As the UK moves closer to departing the European Union, the regulation of smoking technologies comes into even sharper focus. Brexit presents several regulatory headaches, but the opportunities should not be overlooked. For the next twelve months, e-cigarettes will continue to be regulated in accordance with the EU Tobacco Products Directive, including the more stringent restrictions on advertising that came into effect two years ago.
As we move into an era where Britain has greater flexibility to shape its own regulatory environment, however, we should grasp this opportunity to consider whether our current approach is in the interests of public health and potentially make the case for fresh legislation based on sound evidence.

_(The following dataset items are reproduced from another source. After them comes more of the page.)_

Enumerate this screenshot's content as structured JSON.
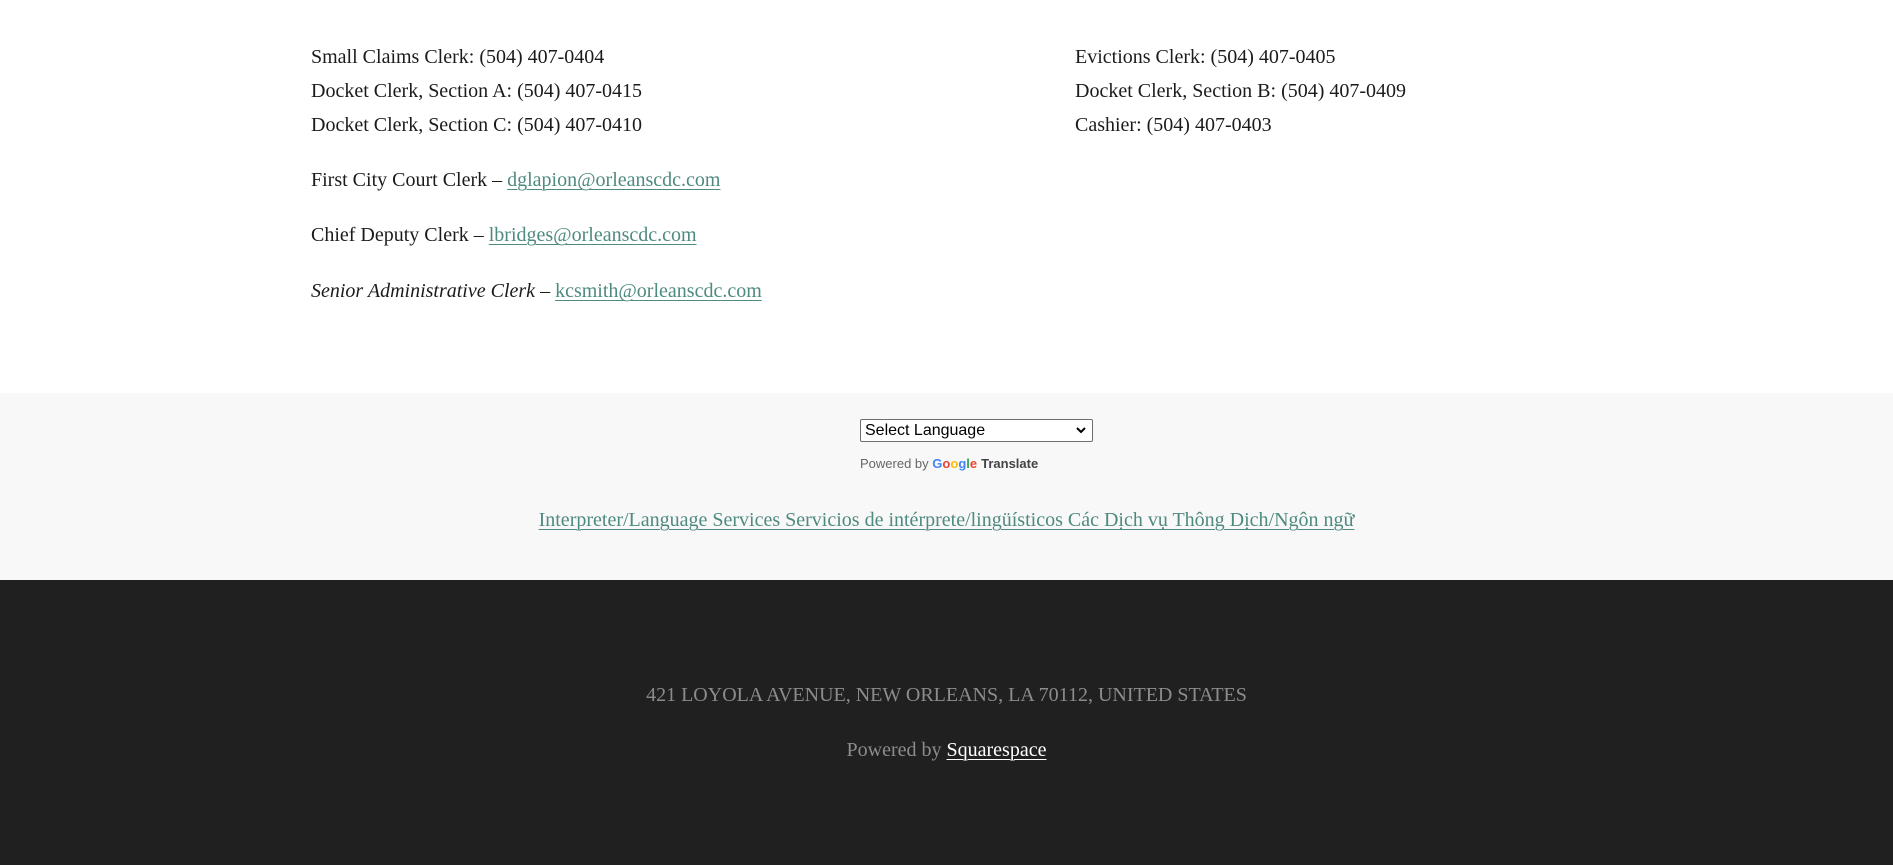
{
  "contacts": {
    "left_column": [
      "Small Claims Clerk: (504) 407-0404",
      "Docket Clerk, Section A: (504) 407-0415",
      "Docket Clerk, Section C: (504) 407-0410"
    ],
    "right_column": [
      "Evictions Clerk: (504) 407-0405",
      "Docket Clerk, Section B: (504) 407-0409",
      "Cashier: (504) 407-0403"
    ],
    "emails": [
      {
        "role": "First City Court Clerk",
        "separator": " – ",
        "email": "dglapion@orleanscdc.com",
        "italic": false
      },
      {
        "role": "Chief Deputy Clerk",
        "separator": " – ",
        "email": "lbridges@orleanscdc.com",
        "italic": false
      },
      {
        "role": "Senior Administrative Clerk",
        "separator": " – ",
        "email": "kcsmith@orleanscdc.com",
        "italic": true
      }
    ]
  },
  "translate": {
    "select_label": "Select Language",
    "powered_by": "Powered by",
    "google_letters": [
      "G",
      "o",
      "o",
      "g",
      "l",
      "e"
    ],
    "translate_word": "Translate",
    "interpreter_link": "Interpreter/Language Services Servicios de intérprete/lingüísticos Các Dịch vụ Thông Dịch/Ngôn ngữ"
  },
  "footer": {
    "address": "421  LOYOLA AVENUE, NEW ORLEANS, LA 70112, UNITED STATES",
    "powered_by": "Powered by",
    "squarespace_link": "Squarespace"
  },
  "colors": {
    "link": "#4e8a7f",
    "footer_bg": "#202020",
    "translate_band_bg": "#f9f8f8",
    "footer_text": "#8c8c8c"
  }
}
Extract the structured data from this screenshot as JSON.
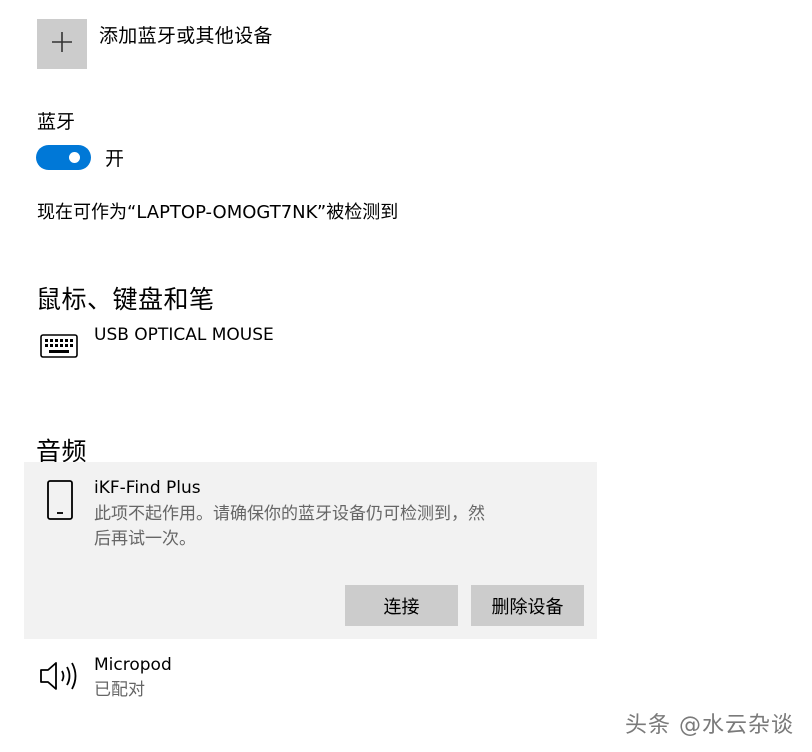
{
  "add_device": {
    "label": "添加蓝牙或其他设备",
    "icon": "plus-icon"
  },
  "bluetooth": {
    "label": "蓝牙",
    "toggle_state": "开",
    "toggle_on": true,
    "discoverable_text": "现在可作为“LAPTOP-OMOGT7NK”被检测到",
    "accent_color": "#0078d7"
  },
  "mouse_keyboard_pen": {
    "title": "鼠标、键盘和笔",
    "devices": [
      {
        "name": "USB OPTICAL MOUSE",
        "icon": "keyboard-icon"
      }
    ]
  },
  "audio": {
    "title": "音频",
    "selected_device": {
      "name": "iKF-Find Plus",
      "icon": "phone-icon",
      "status_line1": "此项不起作用。请确保你的蓝牙设备仍可检测到，然",
      "status_line2": "后再试一次。",
      "connect_label": "连接",
      "remove_label": "删除设备"
    },
    "devices": [
      {
        "name": "Micropod",
        "status": "已配对",
        "icon": "speaker-icon"
      }
    ]
  },
  "watermark": "头条 @水云杂谈"
}
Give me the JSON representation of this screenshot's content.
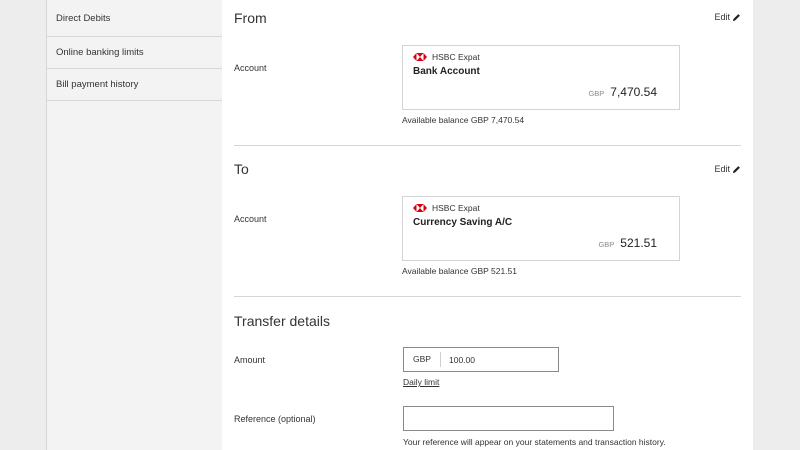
{
  "sidebar": {
    "items": [
      {
        "label": "Direct Debits"
      },
      {
        "label": "Online banking limits"
      },
      {
        "label": "Bill payment history"
      }
    ]
  },
  "from": {
    "title": "From",
    "edit_label": "Edit",
    "account_label": "Account",
    "bank_name": "HSBC Expat",
    "account_name": "Bank Account",
    "currency": "GBP",
    "balance": "7,470.54",
    "available": "Available balance GBP 7,470.54"
  },
  "to": {
    "title": "To",
    "edit_label": "Edit",
    "account_label": "Account",
    "bank_name": "HSBC Expat",
    "account_name": "Currency Saving A/C",
    "currency": "GBP",
    "balance": "521.51",
    "available": "Available balance GBP 521.51"
  },
  "transfer": {
    "title": "Transfer details",
    "amount_label": "Amount",
    "amount_currency": "GBP",
    "amount_value": "100.00",
    "daily_limit_link": "Daily limit",
    "reference_label": "Reference (optional)",
    "reference_value": "",
    "reference_note": "Your reference will appear on your statements and transaction history."
  },
  "colors": {
    "brand_red": "#db0011",
    "page_bg": "#ededed",
    "sidebar_bg": "#f3f3f3"
  }
}
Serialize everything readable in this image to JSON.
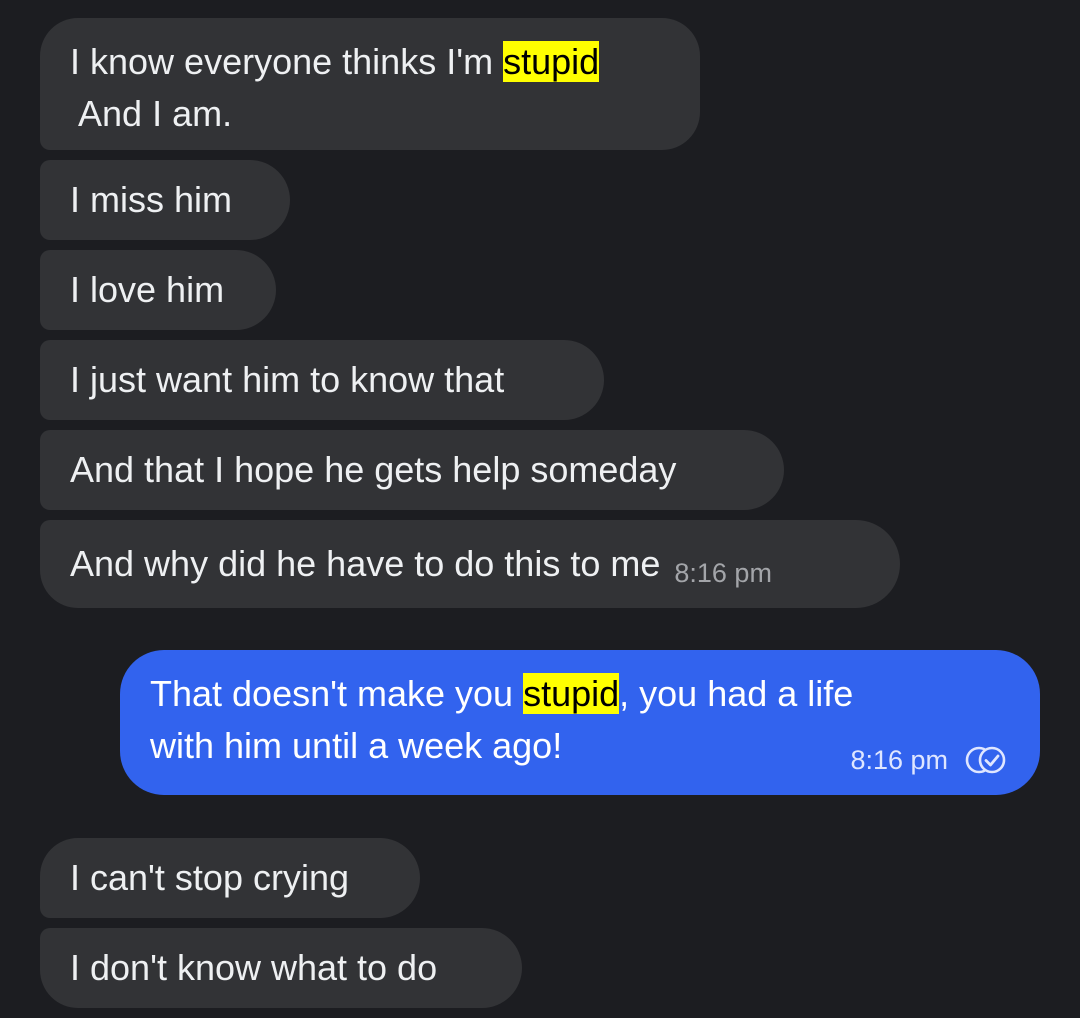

The need for clear recommendations
The Science and Technology Committee is committed to promoting evidence-based policymaking. In the case of e-cigarettes, there are plenty of contradicting views. Policy is suffering as a result, meaning that people who stand to benefit from this innovation could be losing out.
Our inquiry seeks to provide some clarity on the evidence. We will look at the relative harmfulness of e-cigarettes and conventional cigarettes, consider their role as a stop smoking tool, and discover where gaps in the scientific knowledge base exist – before making clear recommendations to government on how to plug them.
Norman Lamb MP
Commons Science and Technology Committee
This article will appear in SciTech Europa Quarterly issue 26, which will be published in March, 2018.